Kami telah sampai di gedung sekolah. Saat aku dan Alfa masuk ke ruang kelas, semua mata tertuju kepada Alfa. Ari sebagai anak nakal di kelas berteriak kepada Alfa dengan nada yang cukup keras, “ALFAA, JANGAN DEKET SAMA ARI NANTI DIA BERUBAH JADI ULTRAMAN,” semua orang tertawa mendengarnya, ini sudah biasa bagiku. Aku dan Alfa tidak mepedulikannya. Kami kemudian menuju tempat duduk masing-masing. Aku berpisah tempat duduk dengan Alfa, karena tidak ada meja kosong di dekatku. Saat Alfa selesai duduk, ia kemudian angkat suara. “Teman-teman, mau denger cerita menarik gak pas aku sakit kemarin? seharusnya kan kemarin hari pertama aku sekolah, tapi karena aku sakit, jadi aku gak bisa ke sekolah. Dan sekarang aku udah sembuh, berkat satu orang yang ajaib ini.” Saat Alfa mengucapkan kalimat tersebut, seketika semuanya juga ikut berkumpul di meja Alfa, kecuali aku dan beberapa siswi putri lainnya yang kurang peduli.

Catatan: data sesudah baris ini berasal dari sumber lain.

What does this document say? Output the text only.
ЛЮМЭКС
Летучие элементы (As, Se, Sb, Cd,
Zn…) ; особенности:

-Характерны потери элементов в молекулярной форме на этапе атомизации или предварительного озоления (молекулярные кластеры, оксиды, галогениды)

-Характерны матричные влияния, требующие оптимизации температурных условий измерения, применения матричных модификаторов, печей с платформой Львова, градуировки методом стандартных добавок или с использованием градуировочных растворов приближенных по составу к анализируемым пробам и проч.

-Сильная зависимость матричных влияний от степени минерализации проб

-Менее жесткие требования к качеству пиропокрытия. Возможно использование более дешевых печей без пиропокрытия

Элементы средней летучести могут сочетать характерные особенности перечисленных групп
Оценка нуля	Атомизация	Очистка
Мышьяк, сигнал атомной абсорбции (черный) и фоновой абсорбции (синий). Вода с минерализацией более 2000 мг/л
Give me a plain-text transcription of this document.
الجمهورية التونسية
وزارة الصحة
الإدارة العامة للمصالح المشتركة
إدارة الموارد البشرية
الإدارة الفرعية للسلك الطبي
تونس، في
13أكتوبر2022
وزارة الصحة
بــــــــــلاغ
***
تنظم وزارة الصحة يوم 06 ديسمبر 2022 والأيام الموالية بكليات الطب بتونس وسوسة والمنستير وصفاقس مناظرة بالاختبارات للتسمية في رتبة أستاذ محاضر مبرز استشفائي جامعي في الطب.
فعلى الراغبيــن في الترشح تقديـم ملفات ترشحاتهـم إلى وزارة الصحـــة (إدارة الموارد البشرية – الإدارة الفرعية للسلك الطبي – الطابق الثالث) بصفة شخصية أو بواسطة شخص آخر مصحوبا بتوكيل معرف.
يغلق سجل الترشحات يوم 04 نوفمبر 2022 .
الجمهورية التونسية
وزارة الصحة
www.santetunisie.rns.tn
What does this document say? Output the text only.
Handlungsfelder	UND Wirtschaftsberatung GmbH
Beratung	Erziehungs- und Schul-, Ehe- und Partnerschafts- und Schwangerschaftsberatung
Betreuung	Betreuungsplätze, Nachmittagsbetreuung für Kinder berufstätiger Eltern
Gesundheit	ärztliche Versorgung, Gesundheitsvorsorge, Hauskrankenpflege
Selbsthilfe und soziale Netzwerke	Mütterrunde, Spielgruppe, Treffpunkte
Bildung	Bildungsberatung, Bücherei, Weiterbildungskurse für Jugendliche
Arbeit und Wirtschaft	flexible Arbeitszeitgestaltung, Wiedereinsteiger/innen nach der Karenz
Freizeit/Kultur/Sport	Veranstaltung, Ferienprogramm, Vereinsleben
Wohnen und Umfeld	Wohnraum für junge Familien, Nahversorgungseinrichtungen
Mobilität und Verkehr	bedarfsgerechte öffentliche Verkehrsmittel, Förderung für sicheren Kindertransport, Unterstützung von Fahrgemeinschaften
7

 Namun, sesaat setelah itu semuanya berubah. Mereka justru berkata kepadaku, “wah hebat kamu Rel, ganyangka bisa seberani itu.” Dan ada juga yang lainya seperti, “widih, kalau begitumah bukan pahlawan abal-abal lagi kamu Rel, udah super beneran.” Dan yang ajaibnya adalah, mereka yang sudah mengatakan hal-hal yang membuatku sakit hati malah minta maaf kepadaku. Seperti Ahmad, dan Ari. Aku melihat Alfa disana, ia melihatku sambil tersenyum dan mengedipkan satu matanya kepadaku, seperti sebuah kode. Dan rasanya aku tau kode yang dia maksud. Yaitu, menandakan aku telah berhasil menjadi superhero.

Sejujurnya aku senang sekali bisa kembali optimis dengan mimpiku ini. Pelangi setelah hujan itu benar adanya. Setelah aku dicampakkan oleh teman-teman ku, sekarang mereka malah terpukau dengan aksiku menyembuhkan Alfa. Aku sangat berterimakasih kepada Alfa, karena dialah aku bisa seperti ini. Dan kepada Pak Dani atas kisah menariknya di Rumah Ukir. Rumah Ukir akan selalu aku ingat sampai kapanpun. Meskipun pada akhirnya kita semua harus berpindah, tapi kenangan baik itu akan selalu teringat.